Over the past 60 years, dying has moved from the family and community setting to become primarily the concern of health systems, experts say.

In the UK, about one in five people require end-of-life care are at home, while about half are in hospital. Global life expectancy has risen steadily from 66.8 years in 2000 to 73.4 years in 2019. But as people are living longer, they are living more of these additional years in poor health. “To die in pain without access to opioids is torture," Dr Smith said.

“Meanwhile, many people in high-income countries are overtreated at the end of life, often with futile treatments that bring no benefit to the dying person, which increases suffering.

“Many people die in acute hospitals, which are usually not good places to die.” The experts say more attention should be paid to the dying, their families and communities, and the social and cultural aspects of death.

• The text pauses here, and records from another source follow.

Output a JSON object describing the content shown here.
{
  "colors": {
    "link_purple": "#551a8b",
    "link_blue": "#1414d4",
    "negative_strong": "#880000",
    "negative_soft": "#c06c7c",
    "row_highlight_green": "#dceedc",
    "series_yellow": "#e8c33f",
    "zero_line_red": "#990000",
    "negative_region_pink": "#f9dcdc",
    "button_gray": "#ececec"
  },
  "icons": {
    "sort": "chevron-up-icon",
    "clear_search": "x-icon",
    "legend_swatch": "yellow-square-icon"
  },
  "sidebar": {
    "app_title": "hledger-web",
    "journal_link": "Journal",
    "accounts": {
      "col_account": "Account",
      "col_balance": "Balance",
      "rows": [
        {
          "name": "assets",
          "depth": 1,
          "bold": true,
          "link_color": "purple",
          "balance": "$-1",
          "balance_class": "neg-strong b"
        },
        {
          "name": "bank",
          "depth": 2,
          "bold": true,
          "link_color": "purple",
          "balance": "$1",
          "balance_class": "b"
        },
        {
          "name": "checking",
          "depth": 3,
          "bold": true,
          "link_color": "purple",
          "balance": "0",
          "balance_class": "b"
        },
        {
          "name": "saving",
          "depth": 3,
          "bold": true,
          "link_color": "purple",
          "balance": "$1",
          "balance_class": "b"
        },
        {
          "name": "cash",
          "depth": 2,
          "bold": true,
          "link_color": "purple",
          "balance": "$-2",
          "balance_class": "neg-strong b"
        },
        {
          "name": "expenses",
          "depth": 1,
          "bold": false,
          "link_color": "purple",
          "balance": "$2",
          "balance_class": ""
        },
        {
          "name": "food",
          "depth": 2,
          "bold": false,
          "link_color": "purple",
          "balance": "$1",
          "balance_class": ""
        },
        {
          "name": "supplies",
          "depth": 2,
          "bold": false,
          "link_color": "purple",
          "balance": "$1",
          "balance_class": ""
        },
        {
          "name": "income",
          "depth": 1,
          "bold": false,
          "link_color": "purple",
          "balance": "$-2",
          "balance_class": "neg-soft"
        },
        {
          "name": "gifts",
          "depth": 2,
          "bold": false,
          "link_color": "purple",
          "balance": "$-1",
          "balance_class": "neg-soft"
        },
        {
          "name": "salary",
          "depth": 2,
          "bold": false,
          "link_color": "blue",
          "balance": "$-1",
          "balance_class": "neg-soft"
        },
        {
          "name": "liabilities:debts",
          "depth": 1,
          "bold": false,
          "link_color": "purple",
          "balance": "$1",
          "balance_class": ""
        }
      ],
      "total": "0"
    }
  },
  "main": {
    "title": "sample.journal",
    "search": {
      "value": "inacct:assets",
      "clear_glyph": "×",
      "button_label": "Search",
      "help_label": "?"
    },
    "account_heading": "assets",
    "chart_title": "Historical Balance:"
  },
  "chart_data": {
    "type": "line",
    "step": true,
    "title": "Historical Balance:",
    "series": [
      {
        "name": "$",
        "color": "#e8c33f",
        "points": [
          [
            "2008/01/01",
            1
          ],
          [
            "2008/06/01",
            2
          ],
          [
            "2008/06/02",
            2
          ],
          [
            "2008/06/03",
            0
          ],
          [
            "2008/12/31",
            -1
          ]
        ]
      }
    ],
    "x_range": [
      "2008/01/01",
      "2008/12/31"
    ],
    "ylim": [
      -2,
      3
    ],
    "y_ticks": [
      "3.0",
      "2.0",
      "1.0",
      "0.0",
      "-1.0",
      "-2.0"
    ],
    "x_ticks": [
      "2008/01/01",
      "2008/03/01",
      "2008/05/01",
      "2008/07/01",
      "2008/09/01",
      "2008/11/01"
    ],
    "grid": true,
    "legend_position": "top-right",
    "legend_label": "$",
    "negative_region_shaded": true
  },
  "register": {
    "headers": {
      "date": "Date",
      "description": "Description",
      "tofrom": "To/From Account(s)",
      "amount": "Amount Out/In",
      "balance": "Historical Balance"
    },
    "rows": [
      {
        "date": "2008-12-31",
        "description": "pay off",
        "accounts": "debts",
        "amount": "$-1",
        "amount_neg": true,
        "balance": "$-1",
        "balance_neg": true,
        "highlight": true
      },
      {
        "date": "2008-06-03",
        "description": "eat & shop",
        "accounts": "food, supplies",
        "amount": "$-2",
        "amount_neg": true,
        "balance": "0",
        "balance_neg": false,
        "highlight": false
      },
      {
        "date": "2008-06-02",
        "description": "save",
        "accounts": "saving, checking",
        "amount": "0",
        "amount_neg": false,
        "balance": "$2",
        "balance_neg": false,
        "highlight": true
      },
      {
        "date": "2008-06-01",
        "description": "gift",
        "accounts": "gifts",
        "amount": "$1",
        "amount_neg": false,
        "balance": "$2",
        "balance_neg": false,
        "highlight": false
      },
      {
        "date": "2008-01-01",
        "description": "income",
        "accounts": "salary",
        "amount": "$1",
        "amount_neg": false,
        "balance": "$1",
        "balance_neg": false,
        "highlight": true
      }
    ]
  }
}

“We want to see a rebalancing with a bigger role for families and communities, and health professionals playing an important but supporting rather than leading role," Dr Smith said.

“When the NHS began, death was usually faster, happened at a younger age, and was less likely to occur in an institution, and doctors had much less capacity to delay death. “As the world has changed, much more emphasis has been paid to the medical aspects of death and less to the family, community, cultural and social aspects.

“People have also become much less familiar with death. Deaths occur in institutions, and bodies are whisked away. Coffins are closed. “The unfamiliarity with death has probably made people more scared of death. We would like to see many more stories and conversations about death and dying, and more familiarity with death and dying.

“We would like people to become ‘death literate’, familiar with the process and able to contribute to care. Most care for the dying is not complex.”

The commission, made up of experts from across a range of fields, including health and social care and patient and community activists, analysed how societies around the world perceive death and care for those dying.

“The Covid-19 pandemic has seen many people die the ultimate medicalised death, often alone but for masked staff in hospitals and intensive care units, unable to communicate with their families, except digitally," said Dr Libby Sallnow, palliative medicine consultant and UCL and co-chair of the commission.

“How people die has changed dramatically over the past 60 years, from a family event with occasional medical support, to a medical event with limited family support.” The commission sets out key recommendations for policy makers, health and social care systems, civil society and communities.

Some of these include: education on death, dying, and end of life care; increasing access to pain relief at the end of life must be a global priority; conversations and stories about everyday death, dying and grief; and networks of care must lead support for people dying, caring, and grieving.

The commission also sets out five principles of a new vision for death and dying, including that dying must be understood to be a relational and spiritual process rather than simply a physiological event.